By SANDY COHEN
The Associated Press
Monday, March 12, 2007; 10:04 PM
LOS ANGELES -- An ancient battle. A little-known director. An R rating. No major movie stars.
These are the unlikely ingredients of the weekend's top-grossing film, "300." It earned almost $71 million, making it the best March movie opening in history.
"There's no formula for why it should work other than the movie strikes a nerve," said director Zack Snyder. "It enters pop culture pretty deep because, in some ways, it's all the things we've been deprived of by Hollywood."
It wasn't made by committee, Snyder said: "It's uncompromising, it's particular and it's a hell of a good time. I think the audience could smell that a mile away."
Based on Frank Miller's graphic novel, "300" stars Gerard Butler as Leonidas, king of the Greek city-state of Sparta, who leads his vastly outnumbered men against the Persian invaders. Filmmakers used digitally built backgrounds to re-create the look of Miller's graphic novel, a technique similar to that used on the movie adaptation of Miller's "Sin City."
But technology alone does not a hit movie make. Producer Mark Canton attributed the film's success to Snyder's "brilliant" vision.

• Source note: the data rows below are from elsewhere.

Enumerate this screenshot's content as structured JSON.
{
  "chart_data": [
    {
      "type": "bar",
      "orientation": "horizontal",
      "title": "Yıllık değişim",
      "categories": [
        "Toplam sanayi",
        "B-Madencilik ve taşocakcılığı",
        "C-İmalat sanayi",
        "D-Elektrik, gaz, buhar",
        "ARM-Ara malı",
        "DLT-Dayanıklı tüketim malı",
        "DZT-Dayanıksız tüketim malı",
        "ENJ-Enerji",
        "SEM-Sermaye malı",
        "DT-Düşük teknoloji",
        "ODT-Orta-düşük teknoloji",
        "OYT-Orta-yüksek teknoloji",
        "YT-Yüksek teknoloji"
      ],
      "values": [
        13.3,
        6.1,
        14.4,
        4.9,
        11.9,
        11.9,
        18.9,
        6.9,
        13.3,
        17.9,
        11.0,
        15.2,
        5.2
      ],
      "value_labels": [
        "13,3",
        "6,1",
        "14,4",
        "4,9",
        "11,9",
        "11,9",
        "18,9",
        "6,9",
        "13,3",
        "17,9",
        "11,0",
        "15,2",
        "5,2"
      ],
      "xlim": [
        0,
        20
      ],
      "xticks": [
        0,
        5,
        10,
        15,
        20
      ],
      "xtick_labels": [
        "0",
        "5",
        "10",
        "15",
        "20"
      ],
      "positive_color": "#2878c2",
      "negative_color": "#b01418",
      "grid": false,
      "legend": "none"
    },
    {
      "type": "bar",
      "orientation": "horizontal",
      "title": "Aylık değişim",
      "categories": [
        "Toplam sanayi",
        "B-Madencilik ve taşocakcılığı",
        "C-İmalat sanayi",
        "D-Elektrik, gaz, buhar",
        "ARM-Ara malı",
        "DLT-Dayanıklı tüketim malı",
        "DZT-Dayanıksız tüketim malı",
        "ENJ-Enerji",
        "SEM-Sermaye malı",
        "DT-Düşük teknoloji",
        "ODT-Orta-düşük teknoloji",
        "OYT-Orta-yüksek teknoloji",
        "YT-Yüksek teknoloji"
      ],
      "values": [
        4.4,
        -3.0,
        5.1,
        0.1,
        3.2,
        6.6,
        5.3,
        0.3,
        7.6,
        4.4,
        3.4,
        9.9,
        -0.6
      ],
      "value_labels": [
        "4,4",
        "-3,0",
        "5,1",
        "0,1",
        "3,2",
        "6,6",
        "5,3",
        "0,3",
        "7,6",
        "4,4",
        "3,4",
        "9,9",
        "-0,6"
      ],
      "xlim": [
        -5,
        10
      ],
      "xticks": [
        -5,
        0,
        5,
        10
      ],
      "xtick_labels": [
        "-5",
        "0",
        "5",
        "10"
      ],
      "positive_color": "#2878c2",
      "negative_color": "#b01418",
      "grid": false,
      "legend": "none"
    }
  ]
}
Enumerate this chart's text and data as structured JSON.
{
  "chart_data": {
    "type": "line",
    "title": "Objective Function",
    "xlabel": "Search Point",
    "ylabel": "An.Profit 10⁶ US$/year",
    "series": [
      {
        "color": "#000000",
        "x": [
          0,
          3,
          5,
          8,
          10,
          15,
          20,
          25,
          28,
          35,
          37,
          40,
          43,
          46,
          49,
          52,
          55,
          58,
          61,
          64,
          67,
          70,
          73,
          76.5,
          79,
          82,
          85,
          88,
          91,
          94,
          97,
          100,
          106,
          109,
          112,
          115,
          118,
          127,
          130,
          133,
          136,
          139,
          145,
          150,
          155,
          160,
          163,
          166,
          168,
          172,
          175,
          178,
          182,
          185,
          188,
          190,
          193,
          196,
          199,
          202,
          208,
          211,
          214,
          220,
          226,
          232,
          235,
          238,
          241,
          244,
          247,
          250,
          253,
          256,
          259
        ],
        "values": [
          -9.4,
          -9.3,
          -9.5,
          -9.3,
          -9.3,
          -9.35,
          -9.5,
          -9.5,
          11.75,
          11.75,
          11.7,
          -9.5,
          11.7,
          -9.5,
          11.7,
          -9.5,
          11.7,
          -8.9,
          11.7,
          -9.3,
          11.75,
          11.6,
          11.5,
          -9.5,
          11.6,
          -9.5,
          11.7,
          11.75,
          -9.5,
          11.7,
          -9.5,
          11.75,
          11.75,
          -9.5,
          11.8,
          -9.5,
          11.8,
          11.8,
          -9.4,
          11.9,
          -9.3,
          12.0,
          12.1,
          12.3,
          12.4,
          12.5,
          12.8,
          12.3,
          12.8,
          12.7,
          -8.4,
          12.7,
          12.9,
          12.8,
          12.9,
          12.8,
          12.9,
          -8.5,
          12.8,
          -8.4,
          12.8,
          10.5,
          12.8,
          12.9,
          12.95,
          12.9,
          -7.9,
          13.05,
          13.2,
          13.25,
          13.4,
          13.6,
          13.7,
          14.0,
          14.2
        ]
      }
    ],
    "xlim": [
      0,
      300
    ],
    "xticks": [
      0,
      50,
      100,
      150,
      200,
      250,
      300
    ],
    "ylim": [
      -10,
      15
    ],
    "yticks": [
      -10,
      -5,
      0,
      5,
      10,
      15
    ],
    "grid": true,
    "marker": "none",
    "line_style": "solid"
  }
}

"This was a movie that was technologically evolutionary and the storytelling was so profound that (moviegoers) were rooting for the characters," Canton said. "There are themes of heroism, the few standing up against the many, and at last you have a woman in an epic movie who's every bit the partner of the man she's with."
The movie, from Warner Bros., is rated R _ normally a damper on a film's blockbuster potential because it keeps away many male teen viewers. But "300" wound up with the third-best debut ever for an R-rated movie, behind "The Matrix Reloaded" at $91.8 million and "The Passion of the Christ" at $83.8 million.
"Our little movie has no stars, an R rating and a story that nobody knew about," Snyder said. "It's kind of an anomaly."
It helped that the film's violence was stylized, not gory, Canton said: "There was no yuck factor."
"Women love the movie much more than we had ever thought," Snyder said. "That's the thing that made the difference."
A MySpace.com advertising blitz that splashed every profile on the site with "300" ads also sparked interest.
"MySpace had an enormous impact," Canton said. "But it has transcended the limitations of the Internet or the graphic novel. Once you make a great movie, word can spread very quickly."
Warner Bros. is a unit of Time Warner Inc.